Mario is full bloody Italian. I'm sure he whacked a couple of guys for selling him non high mushrooms back in NYC. But when Mario is in the Mushroom Kingdom, Mario doesn't have any humans to kill. So he stomps on goombas. When he get's those high quality super shrooms he'll go and jump on everything or any kind of creature. and the goombas, Koopa troopa's, and the spiked creatures that are drop out from a cloud don't even try to attack Mario! They're just walking. Minding their own buisness!! Mario just have to watch out for the countdown clock, the bottomless pits, and King Bowser Koopa's traps. And think about this. Luigi is the black sheep of the Mario Bros. But he's in on every single thing that his older fat brother does. Looks like they will be in prison for a while.
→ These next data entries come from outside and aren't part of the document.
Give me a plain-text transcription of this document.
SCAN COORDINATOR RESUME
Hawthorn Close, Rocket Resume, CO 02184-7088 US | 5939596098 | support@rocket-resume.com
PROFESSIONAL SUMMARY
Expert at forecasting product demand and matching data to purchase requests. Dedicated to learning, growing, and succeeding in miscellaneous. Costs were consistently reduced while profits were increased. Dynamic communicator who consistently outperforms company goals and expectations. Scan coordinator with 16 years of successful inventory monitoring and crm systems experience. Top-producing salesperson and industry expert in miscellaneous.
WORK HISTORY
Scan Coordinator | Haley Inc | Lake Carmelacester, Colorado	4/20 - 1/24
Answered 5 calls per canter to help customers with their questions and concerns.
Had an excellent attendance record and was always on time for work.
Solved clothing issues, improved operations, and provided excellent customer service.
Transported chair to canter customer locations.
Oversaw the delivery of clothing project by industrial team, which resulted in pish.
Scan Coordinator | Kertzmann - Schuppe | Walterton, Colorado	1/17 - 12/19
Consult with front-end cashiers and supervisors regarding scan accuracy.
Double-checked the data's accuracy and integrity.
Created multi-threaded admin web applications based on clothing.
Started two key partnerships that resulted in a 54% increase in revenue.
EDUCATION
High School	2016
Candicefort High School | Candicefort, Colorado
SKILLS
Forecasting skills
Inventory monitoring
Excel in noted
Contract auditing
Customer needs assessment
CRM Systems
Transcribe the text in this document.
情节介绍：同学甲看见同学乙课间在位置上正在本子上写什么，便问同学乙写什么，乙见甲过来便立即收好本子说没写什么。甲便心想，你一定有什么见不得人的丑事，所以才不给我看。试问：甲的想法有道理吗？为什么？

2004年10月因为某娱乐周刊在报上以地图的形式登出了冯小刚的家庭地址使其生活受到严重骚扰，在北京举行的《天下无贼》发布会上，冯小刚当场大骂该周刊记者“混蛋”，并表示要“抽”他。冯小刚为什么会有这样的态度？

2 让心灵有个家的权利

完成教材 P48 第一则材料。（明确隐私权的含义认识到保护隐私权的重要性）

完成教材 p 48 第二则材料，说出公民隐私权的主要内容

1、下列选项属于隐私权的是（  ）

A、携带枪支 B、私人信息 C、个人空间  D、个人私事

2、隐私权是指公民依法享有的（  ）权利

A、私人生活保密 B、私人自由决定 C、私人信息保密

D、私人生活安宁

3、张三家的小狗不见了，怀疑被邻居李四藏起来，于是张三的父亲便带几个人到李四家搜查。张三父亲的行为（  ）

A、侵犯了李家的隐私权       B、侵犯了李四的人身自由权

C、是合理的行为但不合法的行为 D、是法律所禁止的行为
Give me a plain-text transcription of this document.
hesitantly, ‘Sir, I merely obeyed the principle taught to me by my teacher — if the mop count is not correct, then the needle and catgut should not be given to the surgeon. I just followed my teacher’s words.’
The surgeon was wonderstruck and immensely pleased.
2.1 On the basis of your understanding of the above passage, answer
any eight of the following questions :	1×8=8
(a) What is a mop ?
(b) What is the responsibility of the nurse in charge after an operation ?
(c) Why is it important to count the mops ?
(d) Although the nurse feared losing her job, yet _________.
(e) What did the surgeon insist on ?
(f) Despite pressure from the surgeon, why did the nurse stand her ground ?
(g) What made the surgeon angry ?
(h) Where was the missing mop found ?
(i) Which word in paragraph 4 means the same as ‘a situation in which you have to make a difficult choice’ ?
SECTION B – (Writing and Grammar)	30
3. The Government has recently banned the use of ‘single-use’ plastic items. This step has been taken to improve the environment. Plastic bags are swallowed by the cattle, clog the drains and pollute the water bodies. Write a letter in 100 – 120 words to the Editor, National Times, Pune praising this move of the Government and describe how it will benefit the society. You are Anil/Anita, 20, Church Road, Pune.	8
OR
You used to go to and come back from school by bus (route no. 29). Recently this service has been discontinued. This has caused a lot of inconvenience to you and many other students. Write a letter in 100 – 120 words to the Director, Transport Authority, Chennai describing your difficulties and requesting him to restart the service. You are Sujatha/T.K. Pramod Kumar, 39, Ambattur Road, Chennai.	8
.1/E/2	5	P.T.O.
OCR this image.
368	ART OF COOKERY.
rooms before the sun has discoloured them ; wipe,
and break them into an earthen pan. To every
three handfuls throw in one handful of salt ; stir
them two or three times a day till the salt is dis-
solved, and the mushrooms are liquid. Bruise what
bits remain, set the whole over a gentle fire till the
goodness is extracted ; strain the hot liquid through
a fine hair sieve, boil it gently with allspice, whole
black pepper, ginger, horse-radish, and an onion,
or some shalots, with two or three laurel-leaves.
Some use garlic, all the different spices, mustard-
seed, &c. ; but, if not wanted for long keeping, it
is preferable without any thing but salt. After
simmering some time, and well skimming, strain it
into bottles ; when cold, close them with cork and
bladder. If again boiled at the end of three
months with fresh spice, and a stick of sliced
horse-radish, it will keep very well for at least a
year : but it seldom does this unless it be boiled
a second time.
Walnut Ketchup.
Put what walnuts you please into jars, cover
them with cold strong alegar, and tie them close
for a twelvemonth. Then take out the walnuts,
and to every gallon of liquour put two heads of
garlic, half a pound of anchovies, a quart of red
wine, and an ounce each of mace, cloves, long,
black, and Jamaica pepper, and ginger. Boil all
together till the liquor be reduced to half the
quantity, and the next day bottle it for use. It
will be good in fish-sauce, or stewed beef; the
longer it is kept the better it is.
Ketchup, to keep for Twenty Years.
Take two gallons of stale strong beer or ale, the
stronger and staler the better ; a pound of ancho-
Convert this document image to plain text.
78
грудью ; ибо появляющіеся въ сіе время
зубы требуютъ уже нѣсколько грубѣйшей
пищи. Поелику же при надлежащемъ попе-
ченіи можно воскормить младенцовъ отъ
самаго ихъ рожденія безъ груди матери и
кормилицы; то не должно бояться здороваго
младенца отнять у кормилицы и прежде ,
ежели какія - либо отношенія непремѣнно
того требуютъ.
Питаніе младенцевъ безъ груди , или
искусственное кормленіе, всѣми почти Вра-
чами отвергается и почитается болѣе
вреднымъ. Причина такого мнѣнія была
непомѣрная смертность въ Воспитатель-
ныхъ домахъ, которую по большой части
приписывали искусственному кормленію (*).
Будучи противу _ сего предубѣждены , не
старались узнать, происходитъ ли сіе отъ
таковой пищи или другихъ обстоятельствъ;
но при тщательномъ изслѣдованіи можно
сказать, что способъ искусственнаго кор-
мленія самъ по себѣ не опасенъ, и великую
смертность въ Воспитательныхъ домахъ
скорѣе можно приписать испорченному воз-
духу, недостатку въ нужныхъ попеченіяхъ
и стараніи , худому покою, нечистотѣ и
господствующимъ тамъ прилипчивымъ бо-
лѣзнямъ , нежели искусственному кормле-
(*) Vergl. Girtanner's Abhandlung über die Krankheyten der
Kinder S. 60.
And also Mario & Lugi are canibals. The Mushrooms that come out of a question mark blocks are the DECAPITATED HEADS OF THE MUSHROOM PEOPLE!!!!! Now that is just sick. and how long would it be until Mario eats the Toads alive? And how long do you think it will take for the Mario bros to be spotted? or even aressted? The wanted posters are up.
Mario should go to rehab to admit he has a muSHROOM addiction problem. and straighten his life around. But in the end you can't help but love those Itailian Plumbers who go out of there way to save the princess.